Like so many women, columnist and humorist, Erma Bombeck, had breast cancer. In 1992 she wrote, "An estimated 1.5 million people are living today after bouts with breast cancer. Every time I forget to feel grateful to be among them, I hear the voice of an eight-year-old named Christina, who had cancer of the nervous system. When asked what she wanted for her birthday, she thought long and hard and finally said, "I don't know. I have two sticker books and a Cabbage Patch doll. I have everything!"

Can you say with Christina that with all that you have right now, you have everything? You may have cancer in your body, or extreme financial problems, or teens that are making terrible choices, or pain that won’t go away. With all that you don’t have, can you say thank you to God for what you do have? And can you allow God to take your thanksgiving to the depths of your heart and soul?
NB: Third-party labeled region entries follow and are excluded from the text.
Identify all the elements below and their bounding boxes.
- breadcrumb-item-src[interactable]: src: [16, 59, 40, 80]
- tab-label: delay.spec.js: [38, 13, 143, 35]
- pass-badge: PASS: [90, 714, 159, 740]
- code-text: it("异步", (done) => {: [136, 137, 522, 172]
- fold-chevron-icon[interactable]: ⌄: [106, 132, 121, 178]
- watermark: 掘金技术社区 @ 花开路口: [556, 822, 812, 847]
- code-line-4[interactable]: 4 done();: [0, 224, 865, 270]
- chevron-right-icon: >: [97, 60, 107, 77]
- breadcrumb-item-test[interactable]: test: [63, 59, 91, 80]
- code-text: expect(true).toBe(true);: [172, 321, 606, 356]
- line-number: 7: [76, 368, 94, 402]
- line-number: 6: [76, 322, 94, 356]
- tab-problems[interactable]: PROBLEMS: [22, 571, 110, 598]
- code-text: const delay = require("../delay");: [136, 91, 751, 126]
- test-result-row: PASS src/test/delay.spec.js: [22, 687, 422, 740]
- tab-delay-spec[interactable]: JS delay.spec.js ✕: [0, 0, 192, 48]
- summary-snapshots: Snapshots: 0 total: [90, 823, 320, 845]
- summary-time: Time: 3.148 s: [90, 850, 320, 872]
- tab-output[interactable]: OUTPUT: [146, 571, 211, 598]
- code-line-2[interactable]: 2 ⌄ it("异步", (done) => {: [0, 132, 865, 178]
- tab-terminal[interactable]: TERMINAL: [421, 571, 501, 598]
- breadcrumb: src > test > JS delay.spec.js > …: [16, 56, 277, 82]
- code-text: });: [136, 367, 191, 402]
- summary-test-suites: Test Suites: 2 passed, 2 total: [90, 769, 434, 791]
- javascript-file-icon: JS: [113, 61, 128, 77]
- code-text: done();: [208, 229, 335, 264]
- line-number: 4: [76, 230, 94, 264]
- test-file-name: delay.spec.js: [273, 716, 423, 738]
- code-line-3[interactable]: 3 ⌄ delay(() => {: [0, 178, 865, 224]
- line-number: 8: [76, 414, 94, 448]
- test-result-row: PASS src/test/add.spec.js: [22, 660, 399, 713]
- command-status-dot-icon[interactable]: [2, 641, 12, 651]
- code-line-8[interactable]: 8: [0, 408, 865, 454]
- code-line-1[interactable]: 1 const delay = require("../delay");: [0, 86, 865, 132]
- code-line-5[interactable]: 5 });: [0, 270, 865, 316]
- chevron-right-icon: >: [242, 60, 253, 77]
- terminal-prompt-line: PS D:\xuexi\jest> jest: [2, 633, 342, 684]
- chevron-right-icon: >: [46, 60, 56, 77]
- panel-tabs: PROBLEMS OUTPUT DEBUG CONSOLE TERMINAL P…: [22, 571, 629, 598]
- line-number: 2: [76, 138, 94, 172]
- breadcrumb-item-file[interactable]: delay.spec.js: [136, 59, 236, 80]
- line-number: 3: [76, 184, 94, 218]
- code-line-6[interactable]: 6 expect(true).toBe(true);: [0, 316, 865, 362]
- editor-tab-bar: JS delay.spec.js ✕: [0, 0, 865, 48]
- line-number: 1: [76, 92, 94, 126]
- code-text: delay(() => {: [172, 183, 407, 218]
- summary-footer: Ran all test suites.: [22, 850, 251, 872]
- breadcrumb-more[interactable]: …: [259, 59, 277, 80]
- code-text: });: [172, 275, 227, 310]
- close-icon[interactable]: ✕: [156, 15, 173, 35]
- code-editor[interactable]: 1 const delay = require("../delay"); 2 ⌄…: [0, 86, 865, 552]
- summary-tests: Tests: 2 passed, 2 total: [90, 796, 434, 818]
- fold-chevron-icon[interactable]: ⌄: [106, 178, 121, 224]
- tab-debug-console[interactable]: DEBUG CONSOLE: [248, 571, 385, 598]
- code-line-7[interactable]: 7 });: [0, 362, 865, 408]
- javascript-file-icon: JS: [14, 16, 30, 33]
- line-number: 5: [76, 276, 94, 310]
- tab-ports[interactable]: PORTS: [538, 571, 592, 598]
This is what thanksgiving is all about. It is more than counting our blessings. It is more than breathing a quick prayer in church. It is more than positive thinking. Thanksgiving that runs deep in our hearts means we take the time to think about the many gifts God has given us. And sometimes those deep thoughts will move us to act.

When William Stidger taught at Boston University, he once reflected upon the great number of un-thanked people in his life. Those who had helped nurture him, inspire him or who cared enough about him to leave a lasting impression. One was a schoolteacher he'd not heard of in many years. But he remembered that she had gone out of her way to put a love of verse in him, and Will had loved poetry all his life. He wrote a letter of thanks to her. The reply he received, written in the feeble scrawl of the aged, began, "My dear Willie." He was delighted. Now over 50, bald and a professor, he didn't think there was a person left in the world who would call him "Willie." Here is that letter:

My dear Willie,

I cannot tell you how much your note meant to me. I am in my eighties, living alone in a small room, cooking my own meals, lonely and, like the last leaf of autumn, lingering behind. You will be interested to know that I taught school for 50 years and yours is the first note of appreciation I ever received. It came on a blue-cold morning and it cheered me as nothing has in many years.

When we take the time to allow God to take our thanksgiving to the depths, we do things like writing letters to teachers who made a difference, to coaches we’ll never forget, to the Sunday School teacher or Scout leader who helped us believe in ourselves. When our thanksgiving goes to the depths, we will be moved, sometimes to tears, for all the good God is giving us. When our thanksgiving goes to the depths, we can say with the writer of Ephesians, "[I] give thanks to God the Father at all times and for everything in the name of our Lord Jesus Christ."